What equipment modifications can manufacturers make to increase production output quickly?
Flexible, mobile conveying systems allow you to modify your production line fast. While installation times vary by operation, a simple modification, such as a conveyor upgrade to increase hourly throughput or addition of a bulk bag filler can take place in under a day, in some cases in as little as a few hours. Spiroflow manufactures multiple sizes of flexible screw conveyors to easily fit your existing process.
Achieving an increase in production output may require an equipment-only upgrade, and thus there may only need to be a slight modification or no change at all to your control systems. Mobile equipment options can include integral control panels so that they can truly be unpacked for fast, “plug and play” capability.
Spiroflow engineers can help you to evaluate your specific requirements and suggest the most efficient way to modify your process to meet new demand.
It’s possible that manufacturing shifts during coronavirus may highlight opportunities to make more long-term modifications for process efficiency. So how do you create the most value from equipment purchased for increased production after COVID events are over?
Ensuring that you purchase flexible, mobile equipment can mean getting the most out of your investment. When making equipment purchases for short-term modifications, look for equipment that can be reused to improve your existing operations when things return to normal.
Any changes to your production line can be assessed in one of our test labs to get your modification right the first time and ensure that your new process delivers benefits beyond coronavirus events.
Making equipment modifications during COVID-19 comes with its own unique set of challenges. How can manufacturers ensure that operational changes meet new worker, product safety and compliance standards?
Look for “plug and play” options when considering new equipment thus reducing the need for outside vendors to enter your site. In this case, equipment can be ordered and shipped to your site ready for quick and simple installation and start up by your own crews.

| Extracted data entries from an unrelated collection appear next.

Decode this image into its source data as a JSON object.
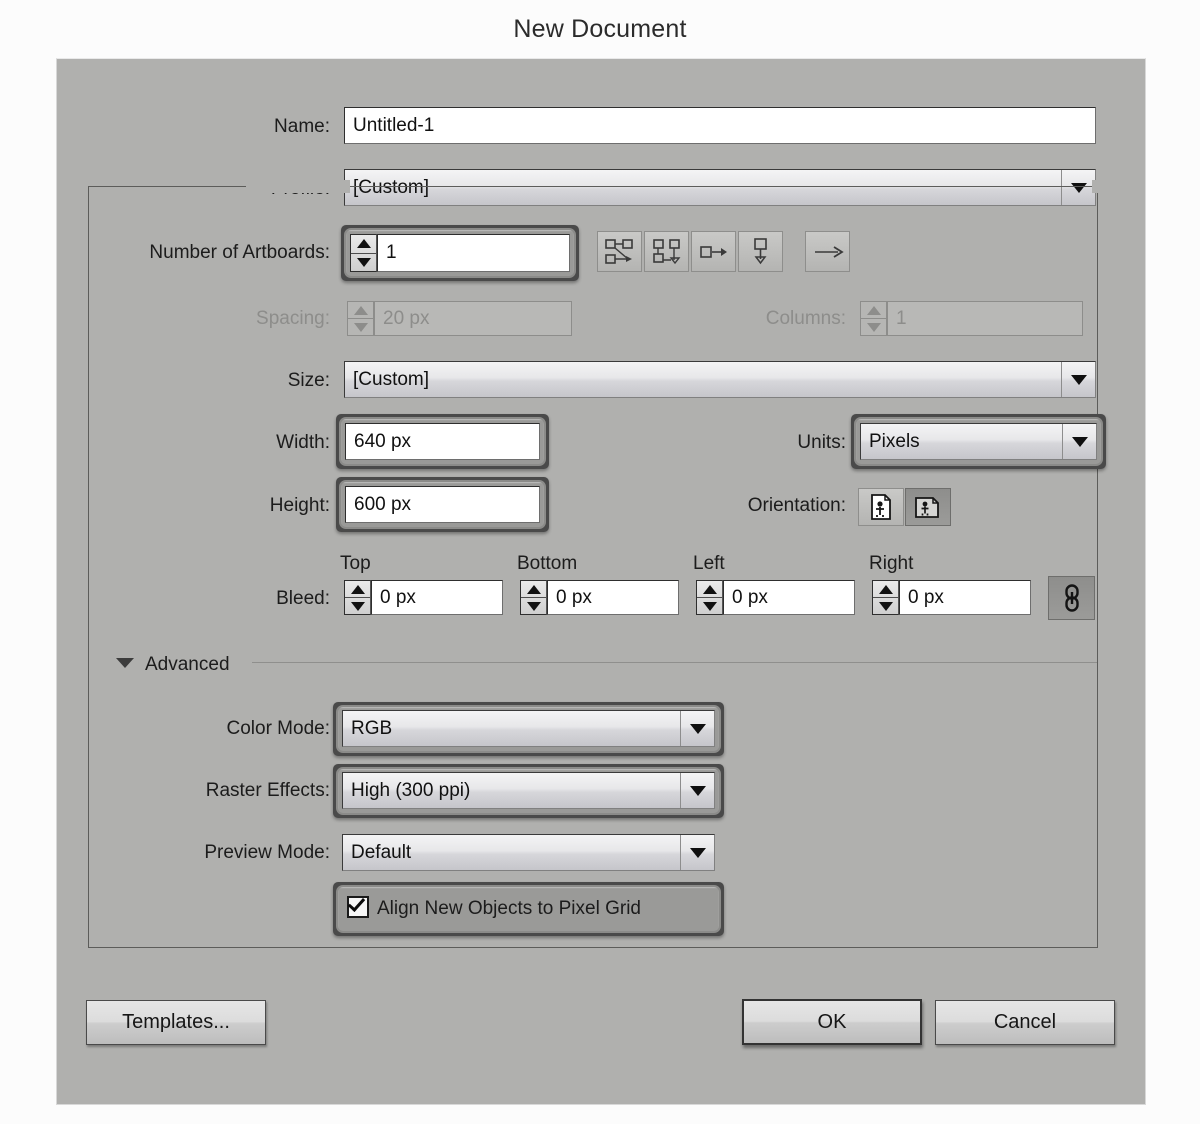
{
  "dialog": {
    "title": "New Document"
  },
  "fields": {
    "name_label": "Name:",
    "name_value": "Untitled-1",
    "profile_label": "Profile:",
    "profile_value": "[Custom]",
    "artboards_label": "Number of Artboards:",
    "artboards_value": "1",
    "spacing_label": "Spacing:",
    "spacing_value": "20 px",
    "columns_label": "Columns:",
    "columns_value": "1",
    "size_label": "Size:",
    "size_value": "[Custom]",
    "width_label": "Width:",
    "width_value": "640 px",
    "height_label": "Height:",
    "height_value": "600 px",
    "units_label": "Units:",
    "units_value": "Pixels",
    "orientation_label": "Orientation:",
    "bleed_label": "Bleed:",
    "bleed_top_label": "Top",
    "bleed_top_value": "0 px",
    "bleed_bottom_label": "Bottom",
    "bleed_bottom_value": "0 px",
    "bleed_left_label": "Left",
    "bleed_left_value": "0 px",
    "bleed_right_label": "Right",
    "bleed_right_value": "0 px"
  },
  "advanced": {
    "section_label": "Advanced",
    "color_mode_label": "Color Mode:",
    "color_mode_value": "RGB",
    "raster_effects_label": "Raster Effects:",
    "raster_effects_value": "High (300 ppi)",
    "preview_mode_label": "Preview Mode:",
    "preview_mode_value": "Default",
    "align_pixel_grid_label": "Align New Objects to Pixel Grid",
    "align_pixel_grid_checked": true
  },
  "footer": {
    "templates_label": "Templates...",
    "ok_label": "OK",
    "cancel_label": "Cancel"
  },
  "icons": {
    "artboard_grid_row": "grid-by-row-icon",
    "artboard_grid_column": "grid-by-column-icon",
    "artboard_row": "arrange-by-row-icon",
    "artboard_column": "arrange-by-column-icon",
    "artboard_direction": "left-to-right-icon",
    "orientation_portrait": "portrait-icon",
    "orientation_landscape": "landscape-icon",
    "bleed_link": "link-bleed-values-icon"
  },
  "colors": {
    "dialog_background": "#b0b0ae",
    "page_background": "#fcfcfc",
    "text": "#1c1c1c",
    "disabled_text": "#8d8d8b",
    "focus_ring": "#4a4a4a",
    "input_background": "#ffffff"
  }
}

In the event that installation, layout assistance or an installation inspection is necessary on site, make sure to send your equipment vendor any COVID-19 specific safety protocols, requirements, restrictions or procedures before they arrive.
Communication on safety protocols prior to the site visit is the key for ensuring worker safety while vendors work to install and commission new equipment on site. For our own Spiroflow staff, we make sure to reach out in advance to understand your site’s specific safety requirements. Once we arrive on site, we follow your guidelines strictly.